Entitlement to Statutory Maternity Leave

As an employee you have the right to 26 weeks of Ordinary Maternity Leave and 26 weeks of Additional Maternity Leave. This known as Statutory Maternity Leave.

To qualify for Statutory Maternity Leave you must be an employee. If you are an employee and you give your employer the right notice, you can take Statutory Maternity Leave no matter:

  • how long you have been with your employer
  • how many hours you work
  • how much you are paid

Surrogate parents

If you and your husband, wife or partner are having a child through surrogacy, you will not normally be eligible for Statutory Maternity Leave. Some surrogate parents are eligible for adoption leave.

These rights are only available if these parents apply for a parental order because of the child within six months of the birth and they expect the order to be granted.

Not qualifying for Statutory Maternity Leave

If you don't qualify for Statutory Maternity Leave, speak to your employer. They may offer enhanced maternity rights that you are entitled to.

If you're a worker, your employer may allow you to take unpaid leave. You could take paid holiday, unpaid leave or parental leave. You may still be entitled to Statutory Maternity Pay. 

Telling your employer you will be taking Statutory Maternity Leave

You must tell your employer you want to take Statutory Maternity Leave at least 15 weeks before the beginning of the week your baby is due. If this is not possible (for example because you didn't know you were pregnant), tell them as soon as possible.

You need to say:

  • you are pregnant
  • when the baby is due
  • when you want to start your maternity leave (you can change the date later, if you give at least 28 days' notice)

Your employer might ask for notice in writing. They may also ask for a copy of form MAT B1, the maternity certificate, which says when the baby's due.

Maternity certificate

Your doctor or midwife will give you a copy of the MAT B1 form after you have been pregnant for 21 weeks. They cannot give this to you any earlier.

After informing your employer that you want to take Statutory Maternity Leave, they should write to you within 28 days. They should confirm your Statutory Maternity Leave and give you the date your Statutory Maternity Leave will end.

Starting your Statutory Maternity Leave

You can start your Statutory Maternity Leave any time from 11 weeks before the beginning of the week when your baby's due.

Leave will also start:

  • the day after the birth of the baby if the baby is early
  • automatically if you’re off work for a pregnancy related illness in the four weeks before the week (Sunday to Saturday) that your baby is due

Compulsory maternity leave

You don't have to take all your Statutory Maternity Leave. But you must take two weeks (or four weeks if you work in a factory) of 'compulsory' maternity leave after your baby is born.

If your baby is stillborn

You can take your Statutory Maternity Leave if your child is stillborn after 24 weeks of pregnancy or born alive at any point of the pregnancy.
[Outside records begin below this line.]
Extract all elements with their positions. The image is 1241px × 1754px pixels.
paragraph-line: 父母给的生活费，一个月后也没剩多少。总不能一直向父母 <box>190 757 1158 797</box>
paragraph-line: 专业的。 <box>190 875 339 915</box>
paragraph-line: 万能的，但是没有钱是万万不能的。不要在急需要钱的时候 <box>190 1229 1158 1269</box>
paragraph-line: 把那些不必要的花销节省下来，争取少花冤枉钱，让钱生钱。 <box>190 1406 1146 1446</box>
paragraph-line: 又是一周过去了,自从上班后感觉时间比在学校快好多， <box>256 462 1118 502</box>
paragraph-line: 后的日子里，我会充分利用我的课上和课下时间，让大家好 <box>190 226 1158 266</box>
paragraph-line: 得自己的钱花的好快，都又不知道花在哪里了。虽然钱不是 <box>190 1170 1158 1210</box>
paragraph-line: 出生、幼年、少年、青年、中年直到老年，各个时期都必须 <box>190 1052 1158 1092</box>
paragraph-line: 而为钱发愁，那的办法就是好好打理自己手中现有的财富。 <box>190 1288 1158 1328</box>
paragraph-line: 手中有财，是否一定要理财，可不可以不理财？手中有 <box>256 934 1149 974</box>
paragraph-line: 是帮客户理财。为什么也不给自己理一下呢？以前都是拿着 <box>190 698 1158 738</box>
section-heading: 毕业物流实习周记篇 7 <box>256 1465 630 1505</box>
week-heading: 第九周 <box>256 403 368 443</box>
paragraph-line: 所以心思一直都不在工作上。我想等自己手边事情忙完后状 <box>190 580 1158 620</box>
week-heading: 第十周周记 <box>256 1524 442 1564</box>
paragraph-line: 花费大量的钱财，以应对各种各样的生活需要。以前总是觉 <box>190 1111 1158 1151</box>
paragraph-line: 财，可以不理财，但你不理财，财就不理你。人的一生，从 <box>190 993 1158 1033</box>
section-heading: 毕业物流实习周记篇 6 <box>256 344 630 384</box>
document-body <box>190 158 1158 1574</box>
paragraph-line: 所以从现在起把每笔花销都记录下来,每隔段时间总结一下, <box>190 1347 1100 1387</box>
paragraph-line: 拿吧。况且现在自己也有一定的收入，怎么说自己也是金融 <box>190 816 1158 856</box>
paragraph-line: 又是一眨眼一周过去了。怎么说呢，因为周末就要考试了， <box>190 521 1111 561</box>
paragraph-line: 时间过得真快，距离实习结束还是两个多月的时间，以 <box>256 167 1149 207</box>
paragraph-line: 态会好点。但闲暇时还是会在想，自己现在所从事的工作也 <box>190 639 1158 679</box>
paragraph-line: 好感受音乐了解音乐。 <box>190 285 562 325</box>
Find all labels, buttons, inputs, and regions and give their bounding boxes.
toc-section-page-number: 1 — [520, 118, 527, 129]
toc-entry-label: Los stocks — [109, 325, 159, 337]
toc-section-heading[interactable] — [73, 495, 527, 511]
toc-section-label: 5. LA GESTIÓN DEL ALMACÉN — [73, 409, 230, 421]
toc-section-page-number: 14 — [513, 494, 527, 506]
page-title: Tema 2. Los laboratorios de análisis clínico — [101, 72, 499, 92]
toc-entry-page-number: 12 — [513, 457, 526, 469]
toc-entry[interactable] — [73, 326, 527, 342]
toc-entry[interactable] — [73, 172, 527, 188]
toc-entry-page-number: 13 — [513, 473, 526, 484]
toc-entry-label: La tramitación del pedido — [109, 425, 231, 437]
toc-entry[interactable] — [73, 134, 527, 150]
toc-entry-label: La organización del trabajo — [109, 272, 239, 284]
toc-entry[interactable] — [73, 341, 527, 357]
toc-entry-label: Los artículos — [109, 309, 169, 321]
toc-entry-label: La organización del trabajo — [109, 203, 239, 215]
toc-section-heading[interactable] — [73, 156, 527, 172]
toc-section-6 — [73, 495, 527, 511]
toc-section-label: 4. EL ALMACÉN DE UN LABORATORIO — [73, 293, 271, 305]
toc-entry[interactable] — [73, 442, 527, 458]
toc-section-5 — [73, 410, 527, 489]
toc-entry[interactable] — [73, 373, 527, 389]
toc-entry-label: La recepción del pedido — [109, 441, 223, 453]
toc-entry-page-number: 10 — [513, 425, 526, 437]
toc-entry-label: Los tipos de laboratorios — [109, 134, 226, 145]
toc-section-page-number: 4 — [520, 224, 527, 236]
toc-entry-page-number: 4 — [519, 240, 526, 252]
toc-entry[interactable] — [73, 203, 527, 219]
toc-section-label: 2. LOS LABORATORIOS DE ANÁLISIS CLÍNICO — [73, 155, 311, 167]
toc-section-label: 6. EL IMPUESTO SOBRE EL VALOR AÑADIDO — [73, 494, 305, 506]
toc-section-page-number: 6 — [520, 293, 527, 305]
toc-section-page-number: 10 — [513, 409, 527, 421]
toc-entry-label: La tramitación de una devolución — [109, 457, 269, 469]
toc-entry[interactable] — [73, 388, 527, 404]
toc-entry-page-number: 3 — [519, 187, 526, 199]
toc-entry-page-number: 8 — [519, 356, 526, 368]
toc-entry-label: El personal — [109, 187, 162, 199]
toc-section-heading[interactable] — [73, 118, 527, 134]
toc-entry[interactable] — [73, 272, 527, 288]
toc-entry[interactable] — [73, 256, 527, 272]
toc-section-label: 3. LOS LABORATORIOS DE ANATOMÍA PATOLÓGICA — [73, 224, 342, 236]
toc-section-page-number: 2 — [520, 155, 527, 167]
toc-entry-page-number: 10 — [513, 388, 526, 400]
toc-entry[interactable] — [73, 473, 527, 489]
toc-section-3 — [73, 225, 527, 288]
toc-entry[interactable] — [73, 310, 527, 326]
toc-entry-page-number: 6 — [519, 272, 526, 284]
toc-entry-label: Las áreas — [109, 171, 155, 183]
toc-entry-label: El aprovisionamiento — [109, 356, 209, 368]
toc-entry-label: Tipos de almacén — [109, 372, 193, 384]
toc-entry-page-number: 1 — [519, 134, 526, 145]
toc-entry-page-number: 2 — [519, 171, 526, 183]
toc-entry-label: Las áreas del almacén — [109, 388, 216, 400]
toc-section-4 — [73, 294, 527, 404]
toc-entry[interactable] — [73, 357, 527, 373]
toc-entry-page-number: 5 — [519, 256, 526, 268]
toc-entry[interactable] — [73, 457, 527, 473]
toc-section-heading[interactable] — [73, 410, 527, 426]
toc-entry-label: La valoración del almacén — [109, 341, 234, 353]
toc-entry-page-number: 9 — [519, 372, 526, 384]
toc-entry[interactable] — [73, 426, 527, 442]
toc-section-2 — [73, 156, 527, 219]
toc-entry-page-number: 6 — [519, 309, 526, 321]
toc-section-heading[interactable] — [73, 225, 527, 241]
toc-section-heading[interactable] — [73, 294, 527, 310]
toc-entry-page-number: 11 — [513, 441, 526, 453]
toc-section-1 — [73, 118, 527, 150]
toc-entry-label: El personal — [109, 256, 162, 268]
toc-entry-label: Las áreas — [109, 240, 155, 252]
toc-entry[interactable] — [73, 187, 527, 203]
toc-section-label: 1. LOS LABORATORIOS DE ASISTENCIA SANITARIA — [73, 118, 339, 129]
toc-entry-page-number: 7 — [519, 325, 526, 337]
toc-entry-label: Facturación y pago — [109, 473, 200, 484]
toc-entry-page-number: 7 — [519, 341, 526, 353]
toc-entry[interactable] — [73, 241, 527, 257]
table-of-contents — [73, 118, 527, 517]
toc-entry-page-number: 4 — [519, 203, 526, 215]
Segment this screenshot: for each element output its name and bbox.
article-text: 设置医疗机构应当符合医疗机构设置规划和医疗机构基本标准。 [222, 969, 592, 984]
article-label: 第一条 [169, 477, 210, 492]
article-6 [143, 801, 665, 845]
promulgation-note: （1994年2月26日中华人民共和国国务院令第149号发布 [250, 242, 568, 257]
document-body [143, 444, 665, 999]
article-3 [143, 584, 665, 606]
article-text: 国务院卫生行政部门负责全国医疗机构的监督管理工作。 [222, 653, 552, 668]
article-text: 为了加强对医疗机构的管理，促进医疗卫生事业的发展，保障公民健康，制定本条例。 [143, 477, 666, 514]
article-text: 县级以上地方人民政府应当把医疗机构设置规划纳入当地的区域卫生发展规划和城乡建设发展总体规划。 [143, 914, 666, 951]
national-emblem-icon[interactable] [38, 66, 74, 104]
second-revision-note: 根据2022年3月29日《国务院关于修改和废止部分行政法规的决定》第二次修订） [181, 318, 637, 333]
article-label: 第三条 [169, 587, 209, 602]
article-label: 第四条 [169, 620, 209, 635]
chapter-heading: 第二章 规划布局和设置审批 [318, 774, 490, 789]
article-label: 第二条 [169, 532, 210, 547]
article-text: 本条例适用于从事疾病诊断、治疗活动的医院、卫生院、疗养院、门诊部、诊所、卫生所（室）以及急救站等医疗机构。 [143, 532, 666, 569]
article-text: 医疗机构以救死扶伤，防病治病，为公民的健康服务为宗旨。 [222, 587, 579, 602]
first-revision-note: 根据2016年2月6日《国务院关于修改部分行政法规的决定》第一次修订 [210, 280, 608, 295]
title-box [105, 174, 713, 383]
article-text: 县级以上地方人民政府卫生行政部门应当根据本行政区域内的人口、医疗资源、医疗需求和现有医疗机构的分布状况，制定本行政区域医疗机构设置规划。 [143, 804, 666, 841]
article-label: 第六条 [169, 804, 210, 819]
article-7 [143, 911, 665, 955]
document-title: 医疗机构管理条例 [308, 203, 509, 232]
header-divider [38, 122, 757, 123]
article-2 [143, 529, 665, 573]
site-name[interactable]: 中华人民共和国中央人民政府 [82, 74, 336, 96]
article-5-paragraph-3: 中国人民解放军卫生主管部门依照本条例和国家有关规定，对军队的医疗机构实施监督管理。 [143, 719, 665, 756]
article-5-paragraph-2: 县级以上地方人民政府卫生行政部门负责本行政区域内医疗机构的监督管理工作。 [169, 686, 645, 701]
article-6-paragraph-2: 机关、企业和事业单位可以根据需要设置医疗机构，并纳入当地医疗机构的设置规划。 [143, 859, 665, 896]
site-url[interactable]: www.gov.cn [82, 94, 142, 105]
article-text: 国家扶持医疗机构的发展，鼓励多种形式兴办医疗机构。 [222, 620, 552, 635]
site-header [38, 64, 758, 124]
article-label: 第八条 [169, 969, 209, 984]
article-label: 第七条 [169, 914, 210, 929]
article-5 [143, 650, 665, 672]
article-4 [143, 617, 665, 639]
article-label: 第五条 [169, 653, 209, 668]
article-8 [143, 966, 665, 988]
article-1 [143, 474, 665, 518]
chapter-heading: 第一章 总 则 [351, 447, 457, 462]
Shared Parental Leave and Pay

When your baby is born and during their first year, you and your partner might be entitled to shared rights to leave and pay.

To read  more about Shared Parental Leave and Pay, go to:

Having problems taking maternity leave

If you have a problem taking your Statutory Maternity Leave, talk to your employer. If this doesn't work, you may need to complain using your employer’s grievance procedure.